Windows 8 / 8.1 / 10 has this feature called "Fast Startup" (or "fast boot", "hybrid statup", "hybrid shutdown", and so on...) which doesn't actually shut down the computer when you tell it to do so, instead putting it in a sort of hybernation, in order to speed up boot time.
Although this might seem nice at first view, it has several known and ugly side effects:
- It can seriously screw up on some systems (possibly when using old/incompatible drivers or BIOSes), resulting in a system crash at boot time and a subsequent forced full boot (this I witnessed personally on several different systems... and good luck if you are also using mirrored dynamic disks, which will always undergo a full resync after a system crash).
- It does hell to the processing of some group policies, which require an actual system restart in order to be applied.
- Last but not least, it has been known to render Wake-On-Lan unusable; this is the problem I'm currently facing after an upgrade to Windows 10 of several Windows 7 PCs which used to WOL quite fine, and now just don't anymore.
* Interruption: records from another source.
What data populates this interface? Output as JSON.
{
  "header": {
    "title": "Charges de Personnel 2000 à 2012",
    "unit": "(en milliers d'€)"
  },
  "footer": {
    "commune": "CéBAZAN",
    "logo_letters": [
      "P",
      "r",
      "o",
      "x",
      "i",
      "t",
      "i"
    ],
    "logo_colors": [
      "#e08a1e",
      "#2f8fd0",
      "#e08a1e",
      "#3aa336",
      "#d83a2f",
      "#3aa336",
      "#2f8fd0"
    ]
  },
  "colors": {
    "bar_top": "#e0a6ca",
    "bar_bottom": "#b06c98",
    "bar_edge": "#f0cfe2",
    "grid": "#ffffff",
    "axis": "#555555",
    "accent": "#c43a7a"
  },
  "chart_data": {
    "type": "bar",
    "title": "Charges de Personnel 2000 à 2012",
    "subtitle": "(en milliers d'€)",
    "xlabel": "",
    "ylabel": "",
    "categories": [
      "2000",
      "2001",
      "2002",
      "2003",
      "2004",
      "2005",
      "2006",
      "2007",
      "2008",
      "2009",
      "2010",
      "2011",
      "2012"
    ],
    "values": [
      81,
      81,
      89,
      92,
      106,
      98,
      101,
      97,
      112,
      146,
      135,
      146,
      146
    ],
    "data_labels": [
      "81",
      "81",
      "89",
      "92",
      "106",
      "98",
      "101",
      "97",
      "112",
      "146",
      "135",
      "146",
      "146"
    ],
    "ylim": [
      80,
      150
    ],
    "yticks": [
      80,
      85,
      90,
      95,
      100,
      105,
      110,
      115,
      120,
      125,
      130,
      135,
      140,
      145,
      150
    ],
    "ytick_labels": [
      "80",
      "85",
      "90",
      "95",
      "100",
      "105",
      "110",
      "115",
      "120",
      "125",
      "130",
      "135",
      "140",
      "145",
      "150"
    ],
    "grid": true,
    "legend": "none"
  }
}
For these and other reasons, I'd like to be able to manage Fast Startup using Group Policies; however, the only policy I could find about this (Computer Configuration\Policies\Administrative Templates\System\Shutdown\Require use of fast startup
) can only be used to force the use of Fast Startup, but not to disable it: its description explicitly states that if you disable or do not configure this policy setting, the local setting is used
.
Thus, my question: how can I disable Fast Startup using a group policy?